In der Folge präsentierte die Bahn ein alternatives Modell zur Arbeitszeitgestaltung. Laut DB-Personalvorstand Martin Seiler sollen Mitarbeiter ab dem 1. Januar 2026 die Möglichkeit haben, ihre Wochenarbeitszeit bei vollem Gehalt um eine Stunde auf 37 Stunden zu reduzieren. Wer sich gegen diese Option entscheidet, soll stattdessen einen Lohnaufschlag von 2,7 Prozent erhalten. Dieses Angebot gilt speziell für Lokführerinnen, Lokführer und Zugpersonal.


Des Weiteren schlägt die Bahn eine Lohnerhöhung von 4,8 Prozent ab August und weitere 5 Prozent ab April 2025 vor. Außerdem ist geplant, die Inflationsausgleichsprämie direkt nach Abschluss des Tarifvertrags auszuzahlen. Der vorgeschlagene Tarifvertrag soll eine Laufzeit von 32 Monaten haben.


Wann wird gestreikt?


Die Gewerkschaft Deutscher Lokomotivführer (GDL) hat zum Streik aufgerufen, der von Mittwoch, dem 24. Januar, ab 2:00 Uhr morgens, bis Montag, dem 29. Januar, bis 18:00 Uhr stattfinden wird. Bereits ab Dienstag, dem 23. Januar, ab 18:00 Uhr, wird der Güterverkehr bestreikt.

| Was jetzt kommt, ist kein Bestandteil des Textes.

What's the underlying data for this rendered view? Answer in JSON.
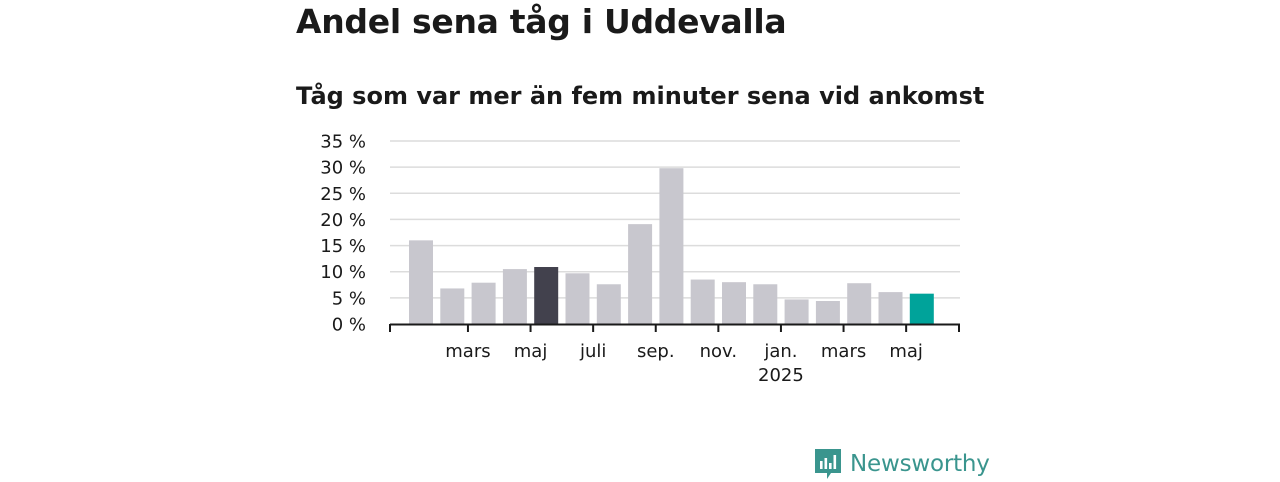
{
  "title": "Andel sena tåg i Uddevalla",
  "subtitle": "Tåg som var mer än fem minuter sena vid ankomst",
  "brand": {
    "name": "Newsworthy",
    "icon": "newsworthy-logo-icon",
    "color": "#3a958e"
  },
  "chart_data": {
    "type": "bar",
    "values": [
      16,
      6.8,
      7.9,
      10.5,
      10.9,
      9.7,
      7.6,
      19.1,
      29.8,
      8.5,
      8.0,
      7.6,
      4.7,
      4.4,
      7.8,
      6.1,
      5.8
    ],
    "bar_colors": [
      "#c8c7ce",
      "#c8c7ce",
      "#c8c7ce",
      "#c8c7ce",
      "#42414d",
      "#c8c7ce",
      "#c8c7ce",
      "#c8c7ce",
      "#c8c7ce",
      "#c8c7ce",
      "#c8c7ce",
      "#c8c7ce",
      "#c8c7ce",
      "#c8c7ce",
      "#c8c7ce",
      "#c8c7ce",
      "#00a39a"
    ],
    "colors": {
      "default": "#c8c7ce",
      "highlight_dark": "#42414d",
      "highlight_latest": "#00a39a"
    },
    "y_ticks": [
      "0 %",
      "5 %",
      "10 %",
      "15 %",
      "20 %",
      "25 %",
      "30 %",
      "35 %"
    ],
    "ylim": [
      0,
      35
    ],
    "x_tick_labels": [
      {
        "bar_index": 1.5,
        "label": "mars",
        "sublabel": ""
      },
      {
        "bar_index": 3.5,
        "label": "maj",
        "sublabel": ""
      },
      {
        "bar_index": 5.5,
        "label": "juli",
        "sublabel": ""
      },
      {
        "bar_index": 7.5,
        "label": "sep.",
        "sublabel": ""
      },
      {
        "bar_index": 9.5,
        "label": "nov.",
        "sublabel": ""
      },
      {
        "bar_index": 11.5,
        "label": "jan.",
        "sublabel": "2025"
      },
      {
        "bar_index": 13.5,
        "label": "mars",
        "sublabel": ""
      },
      {
        "bar_index": 15.5,
        "label": "maj",
        "sublabel": ""
      }
    ],
    "grid": true,
    "legend": "none"
  }
}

Früher hatte Claus Weselsky, der Vorsitzende der GDL, erklärt, dass die Gewerkschaft den Beginn eines Streiks immer mit einem Vorlauf von mindestens 48 Stunden ankündigen und die Dauer der Arbeitsniederlegungen auf höchstens fünf Tage begrenzen würde. Dieses Mal weicht die GDL jedoch von dieser Linie ab, da der bevorstehende Streik insgesamt sechs Tage andauern wird.